Amendments in the Department of Public Safety (DPS) House Finance subcommittee turned into a tug of war between rural and urban Alaska.
The Village Public Safety Officer (VPSO) program was the focus of debate Thursday, March 21.
The subcommittee adopted intent language encouraging DPS to disperse all money appropriated for VPSOs, rather than allowing some of it to lapse, as it has the last few years.
Rep. Harriet Drummond (D-Anchorage), who offered the amendment, noted that the subcommittee was comprised of five members from Anchorage, two from Fairbanks, one from downtown Juneau, and one from Sitka.
“I see no representatives from Northern or Western Alaska. I think that is a problem,” Drummond said during the hearing. “The entire responsibility and philosophy of managing the state does not come entirely from Railbelt Alaska, which is mostly who is represented around this table.”
Rep. Sara Hannan (D-Juneau) pointed to the $3 million cut to VPSOs proposed by Gov. Mike Dunleavy, which the subcommittee rejected Tuesday, as a sign that public safety in rural Alaska is undervalued.
“In a time where we have all been through campaigns talking about the importance of public safety, to see the only major decrement in the Public Safety budget be to the Village Public Safety Officers program, emotionally, to the people in rural Alaska and to the people working as VPSOs, is a hard slap,” Hannan said.
“I would believe every leader in this building care about the safety of every Alaskan. The thing is, we have an obligation to the people, as well, for our State to be financially sustainable,” responded Rep. Sharon Jackson (R-Eagle River). “Don’t make it seem like we don’t care. We love all Alaskans, every last one of us. However, we must do the right thing so that we all can live a quality of life.”

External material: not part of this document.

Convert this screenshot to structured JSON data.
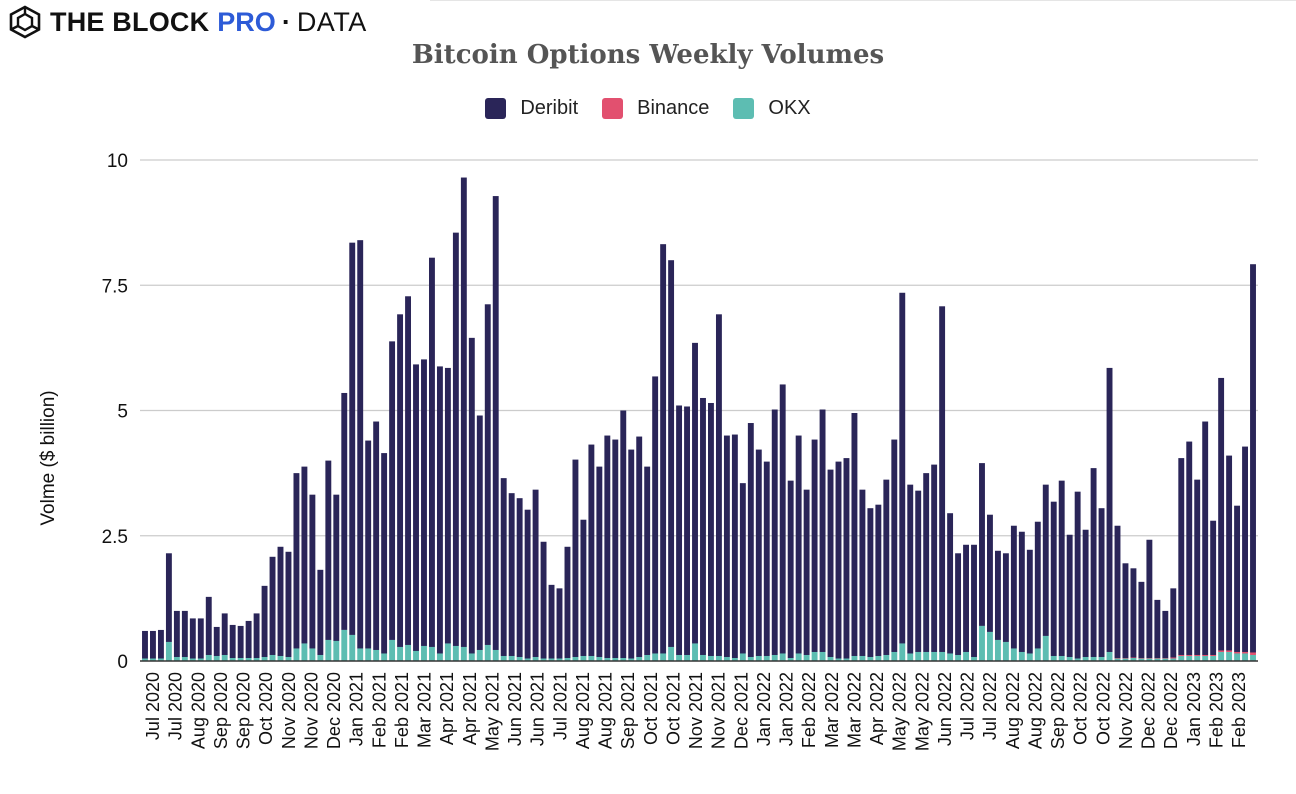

Rep. Kelly Merrick (R-Eagle River) joined Jackson in opposition to the intent language.
“It has been insinuated by people on this committee that there are others that do not support rural public safety. I personally find that offensive. I think everyone on this committee is committed to increasing public safety in all of our communities, including our villages,” Merrick said later.
Merrick and Jackson also voted against an amendment cutting Alaska State Trooper funding to preserve funding for VPSOs.
Subcommittee Chair Bart LeBon (R-Fairbanks) moved the underlying amendment cutting VPSO funding by $506,000. While he voted Tuesday against Dunleavy’s $3 million cut to VPSOs, LeBon acknowledged the program has lapsed funding in recent years.
“Rural public safety is an important priority,” LeBon said. “I believe there is broad recognition that while a reduction is certainly not preferred, we must find a way to balance spending while also providing for general public safety.”
After LeBon said he chose the $506,000 amount to keep FY 2020 spending in line with FY 2019, Rep. Matt Claman (D-Anchorage) moved to switch the cut from VPSOs to the Alaska State Troopers.
Claman noted that the total budget for VPSOs is $14 million, while the Troopers’ budget is over $120 million.
“I think the damage to rural Alaska by making a cut to the VPSO program is likely greater than the damage to the overall state… by taking these funds from the State Troopers,” Claman said.
Commissioner of Public Safety Amanda Price accused legislators of failing to see the forest for the trees. She noted that, in addition to 50 Troopers dedicated to Western and Northern Alaska, there are 100 village and tribal police officers, what she called an “intricate system in place that provides response.”
“Rural public safety is not exclusive to the Village Public Safety Officer program,” declared Price.
Claman said he rejects Price’s assertion of legislative myopia regarding rural public safety.
He added he would be comfortable increasing overall public safety spending. However, VPSO funding has been allowed to lapse, while excess funding for Troopers has instead been spent on things like TASERs and an airplane.
“It’s an imperfect choice,” Claman said of the cut. “If we’re going to make the reduction, it should come from the Troopers first because they have more capacity to absorb the hit.”
After the subcommittee voted 7-2 in favor of the switch to the Troopers, the $506,000 cut passed 6-3. Rep. Josh Revak (R-Anchorage), who joined Hannan and Drummond in opposition, said it made no sense to cut public safety spending just to match the prior year.
The subcommittee also pulled $250,000 from the Troopers to offset a $250,000 increment for the Civil Air Patrol. The volunteer organization conducts search and rescue flights in rural Alaska.
“I think this is very worthy of our support,” said LeBon, calling the Civil Air Patrol “vital to rural Alaska.”
The amendment passed without objection.
The DPS subcommittee was scheduled to formally close out Thursday afternoon.